Febre do Nilo Ocidental: maioria dos casos é leve e menos de 1% evolui para quadro grave
Apesar dos casos recentes de febre do Nilo Ocidental registrados no Brasil, especialistas afirmam que não há motivo para pânico. A maioria das pessoas infectadas não apresenta sintomas e, entre aquelas que desenvolvem manifestações da doença, os quadros costumam ser leves. Segundo o infectologista Furtado da Costa, do Hospital das Clínicas da Faculdade de Medicina da USP, menos de 1% dos casos evolui para a forma grave.
A doença é causada por um vírus do grupo dos arbovírus, o mesmo ao qual pertencem os vírus da dengue, zika, chikungunya e febre amarela. A principal forma de transmissão ocorre pela picada de mosquitos do gênero Culex, conhecidos popularmente como pernilongos ou muriçocas.
O mosquito se infecta ao picar aves contaminadas e, posteriormente, pode transmitir o vírus ao picar uma pessoa. O contato direto com aves, porém, não significa que haverá transmissão da doença.
“Não há motivo para preocupação, mas é preciso mapear os casos e manter vigilância às aves e locais com mortalidade de aves fora do normal. Vamos aguardar os estudos e resultados, mas sabendo que não é só entrar em contato com aves que você vai pegar a doença”, explicou o infectologista.
Nem todo infectado apresenta sintomas
A infecção pode passar completamente despercebida. Estima-se que cerca de 20% das pessoas infectadas desenvolvam algum sintoma, geralmente de forma leve.
Entre as manifestações mais comuns estão:
- febre e mal-estar;
- falta de apetite;
- náuseas e vômitos;
- dor de cabeça;
- dores musculares;
- dor nos olhos;
- manchas na pele;
- aumento dos gânglios linfáticos.
Em uma parcela muito pequena dos casos, o vírus pode atingir o sistema nervoso e provocar complicações como encefalite, meningite, confusão mental, tremores, convulsões e alteração do nível de consciência.
Quando esses sinais aparecem, é necessário procurar atendimento médico imediatamente.
Não há vacina ou antiviral específico
Atualmente, não existe vacina nem tratamento antiviral específico para a febre do Nilo Ocidental em humanos. O atendimento é direcionado ao controle dos sintomas, com repouso, hidratação e acompanhamento médico.

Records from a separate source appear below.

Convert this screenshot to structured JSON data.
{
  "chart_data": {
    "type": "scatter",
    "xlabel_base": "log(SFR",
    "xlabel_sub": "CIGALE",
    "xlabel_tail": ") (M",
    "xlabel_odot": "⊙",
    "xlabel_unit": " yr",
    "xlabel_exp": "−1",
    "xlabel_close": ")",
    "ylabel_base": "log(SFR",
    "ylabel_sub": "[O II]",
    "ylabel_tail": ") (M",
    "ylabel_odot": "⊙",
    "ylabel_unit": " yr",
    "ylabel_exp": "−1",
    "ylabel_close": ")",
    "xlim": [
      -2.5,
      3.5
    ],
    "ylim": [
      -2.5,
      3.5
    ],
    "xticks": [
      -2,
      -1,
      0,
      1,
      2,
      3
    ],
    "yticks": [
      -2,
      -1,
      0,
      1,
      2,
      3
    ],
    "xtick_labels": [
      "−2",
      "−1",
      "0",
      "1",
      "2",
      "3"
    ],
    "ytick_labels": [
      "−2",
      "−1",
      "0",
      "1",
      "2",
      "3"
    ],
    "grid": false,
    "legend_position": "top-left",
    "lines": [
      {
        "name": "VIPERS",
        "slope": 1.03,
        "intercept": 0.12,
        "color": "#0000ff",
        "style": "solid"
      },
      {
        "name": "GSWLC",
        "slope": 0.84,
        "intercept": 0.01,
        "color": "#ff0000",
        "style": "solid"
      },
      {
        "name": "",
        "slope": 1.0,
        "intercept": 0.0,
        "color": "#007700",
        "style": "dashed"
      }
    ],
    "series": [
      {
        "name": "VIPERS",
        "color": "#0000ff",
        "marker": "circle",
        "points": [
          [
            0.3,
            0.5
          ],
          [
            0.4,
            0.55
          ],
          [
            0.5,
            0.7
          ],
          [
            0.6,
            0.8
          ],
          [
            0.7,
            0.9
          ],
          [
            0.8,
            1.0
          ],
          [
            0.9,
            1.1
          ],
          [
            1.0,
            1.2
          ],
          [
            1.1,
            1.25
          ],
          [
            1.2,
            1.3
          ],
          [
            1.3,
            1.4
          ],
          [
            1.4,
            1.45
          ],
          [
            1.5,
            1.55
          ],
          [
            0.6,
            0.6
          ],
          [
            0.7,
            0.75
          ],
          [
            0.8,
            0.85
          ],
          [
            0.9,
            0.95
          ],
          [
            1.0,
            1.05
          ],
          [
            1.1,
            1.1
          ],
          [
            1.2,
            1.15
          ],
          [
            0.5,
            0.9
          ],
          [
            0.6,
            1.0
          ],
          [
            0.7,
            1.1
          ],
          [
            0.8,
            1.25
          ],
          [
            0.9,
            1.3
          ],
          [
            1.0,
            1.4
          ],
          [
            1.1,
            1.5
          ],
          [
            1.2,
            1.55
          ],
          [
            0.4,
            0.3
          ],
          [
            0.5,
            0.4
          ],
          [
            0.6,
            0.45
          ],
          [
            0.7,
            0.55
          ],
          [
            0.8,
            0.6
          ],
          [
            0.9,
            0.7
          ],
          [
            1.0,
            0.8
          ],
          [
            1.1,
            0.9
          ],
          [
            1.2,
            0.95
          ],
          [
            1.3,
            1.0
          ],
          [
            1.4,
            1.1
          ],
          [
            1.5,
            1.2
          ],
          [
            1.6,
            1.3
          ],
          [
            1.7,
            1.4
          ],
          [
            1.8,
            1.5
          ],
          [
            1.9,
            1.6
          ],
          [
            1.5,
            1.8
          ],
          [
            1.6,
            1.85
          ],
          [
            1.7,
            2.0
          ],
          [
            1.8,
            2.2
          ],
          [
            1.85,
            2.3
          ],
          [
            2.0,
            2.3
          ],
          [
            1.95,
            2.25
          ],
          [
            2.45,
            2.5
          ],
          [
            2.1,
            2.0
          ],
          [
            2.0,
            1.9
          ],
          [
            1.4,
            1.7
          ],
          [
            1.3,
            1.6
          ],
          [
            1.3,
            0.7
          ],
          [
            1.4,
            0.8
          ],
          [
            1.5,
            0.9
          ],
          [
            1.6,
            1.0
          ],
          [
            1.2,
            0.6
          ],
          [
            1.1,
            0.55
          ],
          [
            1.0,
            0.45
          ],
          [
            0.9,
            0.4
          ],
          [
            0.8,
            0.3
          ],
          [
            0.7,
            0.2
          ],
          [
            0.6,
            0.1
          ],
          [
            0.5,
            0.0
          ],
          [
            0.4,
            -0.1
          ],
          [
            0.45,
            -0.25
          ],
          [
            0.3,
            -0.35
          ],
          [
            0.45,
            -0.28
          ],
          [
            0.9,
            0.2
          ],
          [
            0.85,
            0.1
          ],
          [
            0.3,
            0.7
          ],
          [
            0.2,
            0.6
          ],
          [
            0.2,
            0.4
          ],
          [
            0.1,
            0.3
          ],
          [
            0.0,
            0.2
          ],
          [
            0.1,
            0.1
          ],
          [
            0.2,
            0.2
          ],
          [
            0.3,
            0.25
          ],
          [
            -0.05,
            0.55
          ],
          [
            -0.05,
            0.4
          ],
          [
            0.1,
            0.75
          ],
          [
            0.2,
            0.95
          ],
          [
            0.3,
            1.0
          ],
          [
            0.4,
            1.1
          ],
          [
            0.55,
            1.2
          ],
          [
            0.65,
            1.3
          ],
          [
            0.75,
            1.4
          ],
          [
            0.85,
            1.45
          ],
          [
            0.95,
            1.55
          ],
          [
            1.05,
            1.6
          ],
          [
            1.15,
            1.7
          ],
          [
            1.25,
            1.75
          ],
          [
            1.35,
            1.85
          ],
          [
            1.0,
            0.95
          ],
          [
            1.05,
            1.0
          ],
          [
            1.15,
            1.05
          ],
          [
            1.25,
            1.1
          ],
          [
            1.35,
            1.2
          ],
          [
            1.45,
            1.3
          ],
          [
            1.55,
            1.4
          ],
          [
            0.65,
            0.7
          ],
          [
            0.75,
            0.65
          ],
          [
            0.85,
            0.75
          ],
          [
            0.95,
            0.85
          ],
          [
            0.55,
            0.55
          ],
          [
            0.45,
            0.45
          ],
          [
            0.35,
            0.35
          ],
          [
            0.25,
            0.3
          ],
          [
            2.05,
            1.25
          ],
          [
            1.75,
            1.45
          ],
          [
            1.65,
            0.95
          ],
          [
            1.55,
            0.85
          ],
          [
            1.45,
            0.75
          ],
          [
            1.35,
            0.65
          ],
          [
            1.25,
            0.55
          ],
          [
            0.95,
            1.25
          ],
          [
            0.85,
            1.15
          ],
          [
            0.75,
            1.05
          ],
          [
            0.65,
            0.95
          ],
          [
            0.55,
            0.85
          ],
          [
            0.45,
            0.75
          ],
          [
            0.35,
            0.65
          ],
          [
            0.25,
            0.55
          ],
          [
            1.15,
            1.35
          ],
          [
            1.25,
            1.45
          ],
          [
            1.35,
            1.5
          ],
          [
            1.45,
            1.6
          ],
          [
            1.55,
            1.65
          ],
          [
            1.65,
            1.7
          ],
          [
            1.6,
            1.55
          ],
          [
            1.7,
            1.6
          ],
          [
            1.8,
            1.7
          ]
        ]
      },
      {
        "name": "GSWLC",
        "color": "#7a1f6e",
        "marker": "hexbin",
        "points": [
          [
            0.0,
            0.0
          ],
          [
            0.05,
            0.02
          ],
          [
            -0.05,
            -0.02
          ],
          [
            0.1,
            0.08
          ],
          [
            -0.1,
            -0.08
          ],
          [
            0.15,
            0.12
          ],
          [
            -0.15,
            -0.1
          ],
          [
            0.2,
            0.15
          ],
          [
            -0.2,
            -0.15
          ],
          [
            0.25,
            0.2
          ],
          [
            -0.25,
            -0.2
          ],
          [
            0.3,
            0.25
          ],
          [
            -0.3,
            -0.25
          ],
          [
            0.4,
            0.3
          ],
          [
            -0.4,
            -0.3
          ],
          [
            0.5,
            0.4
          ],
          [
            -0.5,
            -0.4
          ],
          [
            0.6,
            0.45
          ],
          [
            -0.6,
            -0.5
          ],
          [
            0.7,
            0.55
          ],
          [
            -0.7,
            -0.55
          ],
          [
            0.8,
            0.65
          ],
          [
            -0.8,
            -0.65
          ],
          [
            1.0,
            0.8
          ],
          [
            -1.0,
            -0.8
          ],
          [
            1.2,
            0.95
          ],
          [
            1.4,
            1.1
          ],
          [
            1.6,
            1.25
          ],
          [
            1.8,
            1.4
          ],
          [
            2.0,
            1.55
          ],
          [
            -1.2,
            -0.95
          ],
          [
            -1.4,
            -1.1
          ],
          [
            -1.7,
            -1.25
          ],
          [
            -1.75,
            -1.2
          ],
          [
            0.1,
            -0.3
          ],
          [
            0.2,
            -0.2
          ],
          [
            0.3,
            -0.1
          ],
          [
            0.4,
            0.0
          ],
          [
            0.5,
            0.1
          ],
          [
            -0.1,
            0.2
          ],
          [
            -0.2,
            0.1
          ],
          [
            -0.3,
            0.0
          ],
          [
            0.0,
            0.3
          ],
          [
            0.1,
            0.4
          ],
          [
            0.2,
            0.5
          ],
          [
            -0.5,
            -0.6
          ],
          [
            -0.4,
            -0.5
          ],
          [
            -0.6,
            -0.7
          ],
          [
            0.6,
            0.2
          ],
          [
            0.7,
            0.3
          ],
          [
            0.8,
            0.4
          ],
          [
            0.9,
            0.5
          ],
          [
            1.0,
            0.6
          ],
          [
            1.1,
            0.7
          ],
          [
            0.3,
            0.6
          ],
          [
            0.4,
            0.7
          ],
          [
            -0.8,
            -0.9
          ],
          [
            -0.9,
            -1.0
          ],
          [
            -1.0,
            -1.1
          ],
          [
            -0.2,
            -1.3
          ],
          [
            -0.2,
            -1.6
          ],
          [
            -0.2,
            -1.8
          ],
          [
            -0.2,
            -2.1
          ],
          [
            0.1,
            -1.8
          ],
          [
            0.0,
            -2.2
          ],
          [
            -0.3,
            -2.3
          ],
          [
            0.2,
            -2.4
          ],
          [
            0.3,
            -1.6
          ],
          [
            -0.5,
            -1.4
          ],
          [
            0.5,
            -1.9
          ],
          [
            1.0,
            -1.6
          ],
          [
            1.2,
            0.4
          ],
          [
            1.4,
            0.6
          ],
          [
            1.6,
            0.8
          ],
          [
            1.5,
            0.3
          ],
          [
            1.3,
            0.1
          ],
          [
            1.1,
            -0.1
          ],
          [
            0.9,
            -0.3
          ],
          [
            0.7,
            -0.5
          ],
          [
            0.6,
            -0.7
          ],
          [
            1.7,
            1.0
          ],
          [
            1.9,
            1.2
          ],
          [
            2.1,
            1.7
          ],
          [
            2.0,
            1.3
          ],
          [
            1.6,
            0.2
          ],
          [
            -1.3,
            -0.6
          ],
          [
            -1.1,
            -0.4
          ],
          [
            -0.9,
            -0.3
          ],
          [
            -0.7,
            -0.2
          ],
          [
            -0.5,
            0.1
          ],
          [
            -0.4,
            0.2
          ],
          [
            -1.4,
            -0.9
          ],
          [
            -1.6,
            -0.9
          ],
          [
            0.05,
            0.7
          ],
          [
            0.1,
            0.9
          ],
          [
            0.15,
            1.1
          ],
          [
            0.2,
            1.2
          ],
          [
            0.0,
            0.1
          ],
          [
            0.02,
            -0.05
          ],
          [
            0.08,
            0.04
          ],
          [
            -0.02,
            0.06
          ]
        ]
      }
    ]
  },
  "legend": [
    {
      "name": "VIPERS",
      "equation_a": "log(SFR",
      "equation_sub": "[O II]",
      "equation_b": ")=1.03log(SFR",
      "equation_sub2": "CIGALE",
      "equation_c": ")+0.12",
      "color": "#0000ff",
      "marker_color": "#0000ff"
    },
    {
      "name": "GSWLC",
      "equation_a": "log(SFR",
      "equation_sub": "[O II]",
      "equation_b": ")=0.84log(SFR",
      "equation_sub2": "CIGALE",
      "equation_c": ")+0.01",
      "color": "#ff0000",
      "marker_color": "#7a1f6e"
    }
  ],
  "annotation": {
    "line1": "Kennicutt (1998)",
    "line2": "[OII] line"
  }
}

Nos casos graves, pode ser necessária internação hospitalar e, dependendo da evolução, cuidados em unidade de terapia intensiva, incluindo suporte respiratório e tratamento das complicações.
O diagnóstico é feito por avaliação médica e exames laboratoriais, levando em consideração os sintomas e o histórico de exposição a áreas onde há circulação do vírus.
Brasil já registra casos
Em São Paulo, dois casos humanos foram confirmados. Uma mulher de 34 anos, moradora de Ribeirão Preto, contraiu a doença após uma viagem recente à região amazônica e já está recuperada. Uma adolescente de 18 anos, de São José do Rio Preto, permanece internada.
Segundo o Ministério da Saúde, Santa Catarina também confirmou dois casos, sendo que um deles evoluiu para morte. Há ainda um caso provável no Piauí.
A ocorrência de novos registros fez autoridades de saúde reforçarem a vigilância para identificar possíveis áreas de circulação do vírus, especialmente por meio do monitoramento de mosquitos e de mortes incomuns de aves.
Apesar da atenção necessária, o cenário atual não indica que a doença tenha se tornado uma ameaça generalizada à população. Como ocorre com outras doenças transmitidas por mosquitos, a principal recomendação continua sendo reduzir a exposição às picadas e procurar atendimento diante de sintomas compatíveis, especialmente sinais neurológicos.